I went into this book expecting a stereotype. Honestly, I had not been planning to read it at all except for the fact that all my friends were recommending it to me. So I thought I’d give it a try.

I was impressed!

Negatives: However, before I jump into my positive elements, I thought I should mention that  I was looking back over it and there are 2 questionable scenes. While reading it, I kind of skimmed these few paragraphs because I wasn't interested in kissing scenes, and continued on. It wasn't directly inappropriate or anything, but basically put, it was intense kissing. Nothing further, and it was very brief, so it wasn't a big red flag for me - but those scenes were still there, so I just thought I should mention them. Again, the love doesn't get directly inappropriate; overall, this book was positive and did not glorify the wrong things.

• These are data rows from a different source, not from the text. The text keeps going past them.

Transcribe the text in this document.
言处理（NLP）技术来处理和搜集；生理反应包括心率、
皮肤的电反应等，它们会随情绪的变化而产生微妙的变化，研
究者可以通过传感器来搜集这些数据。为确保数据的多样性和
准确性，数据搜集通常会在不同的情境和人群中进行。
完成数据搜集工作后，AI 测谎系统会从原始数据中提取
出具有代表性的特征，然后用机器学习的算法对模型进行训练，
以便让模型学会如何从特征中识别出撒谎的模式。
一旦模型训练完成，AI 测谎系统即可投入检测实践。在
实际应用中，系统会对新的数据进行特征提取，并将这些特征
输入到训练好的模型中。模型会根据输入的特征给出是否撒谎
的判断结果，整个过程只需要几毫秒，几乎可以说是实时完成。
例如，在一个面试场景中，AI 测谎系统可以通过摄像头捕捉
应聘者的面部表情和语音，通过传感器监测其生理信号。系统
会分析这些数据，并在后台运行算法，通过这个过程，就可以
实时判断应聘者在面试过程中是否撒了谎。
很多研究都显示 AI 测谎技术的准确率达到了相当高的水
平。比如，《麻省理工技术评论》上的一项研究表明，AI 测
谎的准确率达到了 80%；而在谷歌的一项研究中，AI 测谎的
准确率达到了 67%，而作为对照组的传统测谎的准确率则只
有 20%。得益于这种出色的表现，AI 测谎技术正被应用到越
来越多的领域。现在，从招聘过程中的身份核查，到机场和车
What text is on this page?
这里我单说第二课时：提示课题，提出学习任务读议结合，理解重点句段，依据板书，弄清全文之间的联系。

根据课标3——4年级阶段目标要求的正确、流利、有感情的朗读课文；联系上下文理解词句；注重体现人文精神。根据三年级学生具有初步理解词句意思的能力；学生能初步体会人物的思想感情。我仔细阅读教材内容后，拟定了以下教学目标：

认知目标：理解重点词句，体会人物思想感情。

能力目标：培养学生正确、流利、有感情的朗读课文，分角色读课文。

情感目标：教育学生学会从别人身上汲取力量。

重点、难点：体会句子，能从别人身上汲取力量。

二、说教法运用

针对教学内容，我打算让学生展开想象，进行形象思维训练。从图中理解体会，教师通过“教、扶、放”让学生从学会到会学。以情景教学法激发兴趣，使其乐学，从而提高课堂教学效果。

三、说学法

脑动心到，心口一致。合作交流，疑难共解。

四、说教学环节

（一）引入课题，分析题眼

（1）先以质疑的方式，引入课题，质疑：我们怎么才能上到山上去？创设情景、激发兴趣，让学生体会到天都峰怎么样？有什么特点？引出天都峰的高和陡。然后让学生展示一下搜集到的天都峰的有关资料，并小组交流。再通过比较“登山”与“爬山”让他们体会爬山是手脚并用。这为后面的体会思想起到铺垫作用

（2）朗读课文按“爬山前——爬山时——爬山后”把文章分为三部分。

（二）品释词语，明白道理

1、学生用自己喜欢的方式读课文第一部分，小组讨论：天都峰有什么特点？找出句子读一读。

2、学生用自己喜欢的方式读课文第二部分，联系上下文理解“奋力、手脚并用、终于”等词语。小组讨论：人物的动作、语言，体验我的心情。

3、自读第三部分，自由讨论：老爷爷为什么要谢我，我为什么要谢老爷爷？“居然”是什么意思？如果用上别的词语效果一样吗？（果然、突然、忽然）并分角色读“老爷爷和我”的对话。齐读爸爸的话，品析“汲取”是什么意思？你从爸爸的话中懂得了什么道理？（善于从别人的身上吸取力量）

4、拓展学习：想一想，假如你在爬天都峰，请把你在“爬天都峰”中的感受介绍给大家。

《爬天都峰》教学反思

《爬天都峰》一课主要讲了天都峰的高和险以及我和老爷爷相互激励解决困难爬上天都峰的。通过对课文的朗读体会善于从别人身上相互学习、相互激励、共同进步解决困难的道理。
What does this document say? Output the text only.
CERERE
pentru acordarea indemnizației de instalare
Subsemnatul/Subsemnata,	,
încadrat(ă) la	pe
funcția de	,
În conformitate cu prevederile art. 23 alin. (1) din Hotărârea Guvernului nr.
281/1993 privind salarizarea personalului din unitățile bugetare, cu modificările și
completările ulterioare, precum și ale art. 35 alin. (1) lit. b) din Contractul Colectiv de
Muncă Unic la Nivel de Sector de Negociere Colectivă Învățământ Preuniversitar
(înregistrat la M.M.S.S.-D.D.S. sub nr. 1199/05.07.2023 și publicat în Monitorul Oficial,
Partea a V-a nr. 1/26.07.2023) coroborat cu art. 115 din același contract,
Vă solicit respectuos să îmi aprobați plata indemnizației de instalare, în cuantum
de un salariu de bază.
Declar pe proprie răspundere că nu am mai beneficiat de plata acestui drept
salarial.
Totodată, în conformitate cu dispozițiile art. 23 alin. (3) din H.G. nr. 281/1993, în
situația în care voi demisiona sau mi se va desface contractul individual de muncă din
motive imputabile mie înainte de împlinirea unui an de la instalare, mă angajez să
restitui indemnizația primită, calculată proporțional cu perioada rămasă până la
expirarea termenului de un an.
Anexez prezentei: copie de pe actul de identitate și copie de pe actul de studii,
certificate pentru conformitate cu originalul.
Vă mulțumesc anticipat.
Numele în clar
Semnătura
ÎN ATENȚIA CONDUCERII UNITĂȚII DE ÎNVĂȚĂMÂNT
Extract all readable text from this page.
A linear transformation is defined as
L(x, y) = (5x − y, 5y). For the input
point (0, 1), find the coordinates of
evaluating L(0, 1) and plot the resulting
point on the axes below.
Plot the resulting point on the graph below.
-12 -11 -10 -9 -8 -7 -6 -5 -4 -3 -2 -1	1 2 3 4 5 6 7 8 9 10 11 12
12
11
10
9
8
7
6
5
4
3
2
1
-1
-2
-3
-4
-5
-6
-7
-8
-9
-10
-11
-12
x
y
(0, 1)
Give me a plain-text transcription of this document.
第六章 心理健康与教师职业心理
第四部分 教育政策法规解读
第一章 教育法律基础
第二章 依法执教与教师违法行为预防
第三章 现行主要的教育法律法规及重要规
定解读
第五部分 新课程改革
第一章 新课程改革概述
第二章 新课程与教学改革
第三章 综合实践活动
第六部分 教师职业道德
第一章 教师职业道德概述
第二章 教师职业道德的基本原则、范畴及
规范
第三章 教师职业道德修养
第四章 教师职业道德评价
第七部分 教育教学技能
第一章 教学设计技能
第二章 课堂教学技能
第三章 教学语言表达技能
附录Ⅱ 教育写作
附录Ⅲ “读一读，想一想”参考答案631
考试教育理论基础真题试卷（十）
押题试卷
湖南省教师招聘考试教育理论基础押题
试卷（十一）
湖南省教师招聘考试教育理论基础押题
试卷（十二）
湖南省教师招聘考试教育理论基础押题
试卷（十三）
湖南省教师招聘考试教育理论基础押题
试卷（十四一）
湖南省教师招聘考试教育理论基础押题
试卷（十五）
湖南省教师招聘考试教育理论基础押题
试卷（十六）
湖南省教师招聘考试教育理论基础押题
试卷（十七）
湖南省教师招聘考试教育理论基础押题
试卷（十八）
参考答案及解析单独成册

Themes: Speaking of themes, I saw so many positive ones in this book and it was mainly the reason I kept reading. Themes of strength, self-confidence, independence; standing up for what’s right; family; friendship; honor; loyalty. The main character, America, has a great sense of morality. She loves and has a great heart; she’s humble and concerned more about others than herself. She is careful to stay true to one love and not dash around all the time. Henceforth, the love triangle didn’t even seem much like a love triangle at all because America protects her heart and doesn’t go back and forth (unlike almost every other YA female lead). She’s torn, no doubt there, but she’s aware of both sides and aware of what’s going on. She’s so incredibly caring, especially to the maids and other girls around her, and you can’t help but love her and root for her.

Plot/Writing: Unlike other dystopians I’ve read, this book surprised me by being actually really well written. The author does a great job with descriptions of both places, things, and people, as well with describing their society as a whole. It’s compelling and the characters are impossible to not like. So while overall it may not be the best book ever, it sent enough positive themes for me to appreciate it, and created characters good enough that I plan to read the sequel. 3.5 stars.